O interessante dessa história é que o governo do Rio de Janeiro anunciou recentemente que vai erguer uma estátua do cantor em homenagem ao clipe da canção: “Vamos homenagear Michael Jackson, um ídolo da minha geração, com um espaço na favela. Vamos fazer ali uma escultura bonita para marcar sua passagem pelo Rio”, afirmou o governador Sérgio Cabral.
De 2000 para cá, Michael Jackson ainda ganharia prêmios que abrilhantaram sua polêmica carreira. Em 2002, o “Rei do Pop” foi considerado o artista do século pela American Music Awards, uma das maiores premiações da música norte-americana, e em 2008 relançou o mega clássico ‘Thriller’, que contou com a participação de outros grandes artistas. Em 2009, houve rumores que o cantor estaria com câncer de pele, conforme notíciado pelo tablóide britânico sensacionalista “The Sun”. A notícia foi desmentida pelo seu porta-voz que anunciou que Jackson estava em perfeito estado de saúde. Apenas algumas informações dentre milhares que rondaram a carreira de Michael.

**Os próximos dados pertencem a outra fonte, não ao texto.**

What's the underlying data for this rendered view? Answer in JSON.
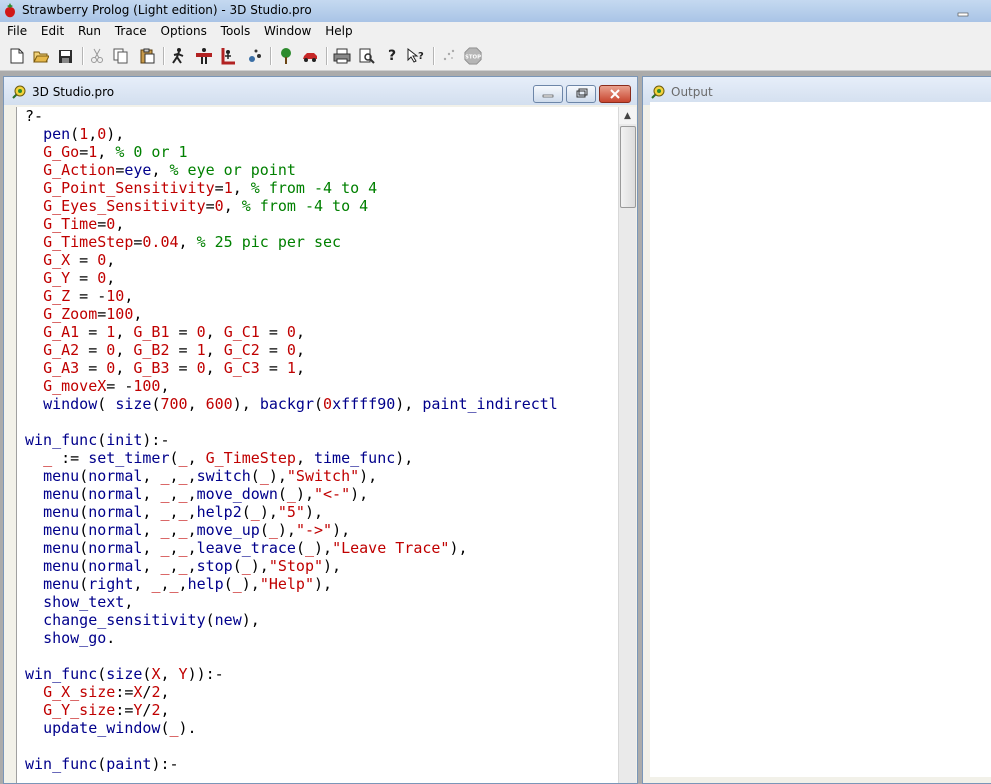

A morte desse mito, que já vendeu 750 milhões de discos, movimentou a classe artística que admirava o astro. Pipocam na Internet declarações de outras estrelas. A cantora Madonna foi uma das sensibilizadas. “Não consigo parar de chorar. O mundo perdeu um grande artista, mas sua música vai permanecer para sempre”, afirma a cantora.

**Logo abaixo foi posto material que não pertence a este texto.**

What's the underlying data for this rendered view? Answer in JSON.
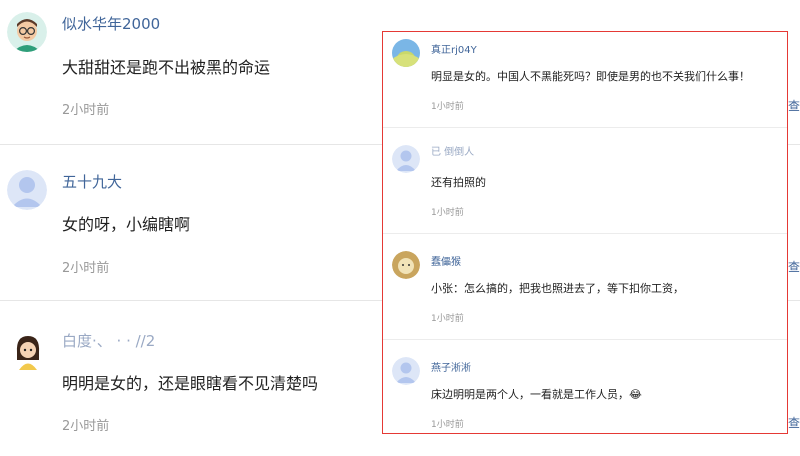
{
  "comments": [
    {
      "username": "似水华年2000",
      "text": "大甜甜还是跑不出被黑的命运",
      "time": "2小时前"
    },
    {
      "username": "五十九大",
      "text": "女的呀，小编瞎啊",
      "time": "2小时前"
    },
    {
      "username": "白度·、  ·  ·  //2",
      "text": "明明是女的，还是眼瞎看不见清楚吗",
      "time": "2小时前"
    }
  ],
  "replies": {
    "items": [
      {
        "username": "真正rj04Y",
        "text": "明显是女的。中国人不黑能死吗？即使是男的也不关我们什么事！",
        "time": "1小时前"
      },
      {
        "username": "已  倒倒人",
        "text": "还有拍照的",
        "time": "1小时前"
      },
      {
        "username": "蠢儡猴",
        "text": "小张：怎么搞的，把我也照进去了，等下扣你工资，",
        "time": "1小时前"
      },
      {
        "username": "燕子淅淅",
        "text": "床边明明是两个人，一看就是工作人员，😂",
        "time": "1小时前"
      }
    ]
  },
  "edge_links": [
    "查",
    "查",
    "查"
  ],
  "colors": {
    "username": "#406599",
    "highlight_border": "#e53935",
    "meta": "#999999"
  }
}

O vocalista Glenn Hughes foi mais um, dentre as centenas de artistas que se manifestaram após o falecimento de Michael Jackson. “Ele sempre será, um verdadeiro ícone. ‘Thriller’ foi uma das maiores obras primas de todos os tempos. Um dia triste para o nosso mundo. Descanse em paz”. Até o guitarrista Slash (Velvet Revolver, ex-Guns n’ Roses) deixou um recado na internet sobre Michael. “Realmente são notícias tristes sobre Michael. Ele foi um grande talento”.
Já anda sendo noticiado que o falecimento do astro aumentou consideravelmente a venda de seus discos. O mais procurado até então foi edição comemorativa de 25 anos de lançamento do clássico “Thriller”. As homenagens dos fãs pelo mundo não param. Em Los Angeles, fãs fazem vigília e montam murais com fotos do astro. No Canadá, já existe uma calçada feita em homenagem ao cantor. Nos Estados Unidos, fãs prestaram homenagem em frente ao museu da gravadora Motown, em Detroit, onde Michael deu seus primeiros grandes passos como artista.

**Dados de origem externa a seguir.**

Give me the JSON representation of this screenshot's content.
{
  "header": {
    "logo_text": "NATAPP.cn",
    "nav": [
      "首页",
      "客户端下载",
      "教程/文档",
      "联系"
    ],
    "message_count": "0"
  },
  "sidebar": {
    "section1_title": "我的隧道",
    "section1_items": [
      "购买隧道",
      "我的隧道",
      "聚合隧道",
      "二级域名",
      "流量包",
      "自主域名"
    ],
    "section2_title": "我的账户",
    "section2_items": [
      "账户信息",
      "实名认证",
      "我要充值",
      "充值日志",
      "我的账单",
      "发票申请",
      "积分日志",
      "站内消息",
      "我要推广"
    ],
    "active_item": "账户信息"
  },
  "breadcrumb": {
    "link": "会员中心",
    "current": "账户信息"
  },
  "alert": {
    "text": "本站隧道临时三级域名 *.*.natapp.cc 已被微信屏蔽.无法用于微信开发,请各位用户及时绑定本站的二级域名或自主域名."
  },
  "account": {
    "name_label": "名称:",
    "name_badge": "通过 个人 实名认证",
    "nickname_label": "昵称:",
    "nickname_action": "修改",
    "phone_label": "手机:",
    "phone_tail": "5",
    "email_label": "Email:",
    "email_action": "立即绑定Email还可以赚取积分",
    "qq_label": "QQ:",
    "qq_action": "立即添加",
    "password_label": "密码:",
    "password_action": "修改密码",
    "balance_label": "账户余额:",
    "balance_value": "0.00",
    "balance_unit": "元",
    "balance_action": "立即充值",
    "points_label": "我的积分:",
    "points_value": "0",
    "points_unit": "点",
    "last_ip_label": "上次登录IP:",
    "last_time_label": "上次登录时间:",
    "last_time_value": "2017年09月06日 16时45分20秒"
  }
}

O retorno aos palcos renderia mais de 50 milhões de dólares ao cantor, conforme a revista Billboard. Os ingressos de todos os shows já estavam esgotados e a turnê iria até 2010.
Um mito que se vai, um astro que, independente de estilos musicais, independente de preferências sempre será aclamado como um dos maiores artistas que o mundo já viu. Michael Jackson influenciou e continuará influenciando músicos em várias vertentes, inclusive no Heavy Metal, e movimentou milhões na indústria fonográfica com clássicos memoráveis. Deixemos imediatamente de lado qualquer restrição quanto a esse ou aquele estilo de música, afinal, quando falamos de uma lenda artística como Michael tudo deve ser deixado de lado. Vamos reverenciar o lado artístico fenomenal de um ícone que movimentou o mundo. Reverenciar aquele que uniu artistas brancos e negros em um ato pela fome na África, no megahit “We Are The World” – à época, acumulando 200 milhões de dólares; que foi o porta-voz de muitos junto a presidentes, reis e rainhas de nações; reverenciar sua música e sua arte.
Uma carreira que ficou marcada por sucessos e comportamentos estranhos, um astro que entrará na lista de inesquecíveis para o planeta, como John Lennon e Elvis Presley. Fica aqui nossa homenagem. Descanse em paz, Michael!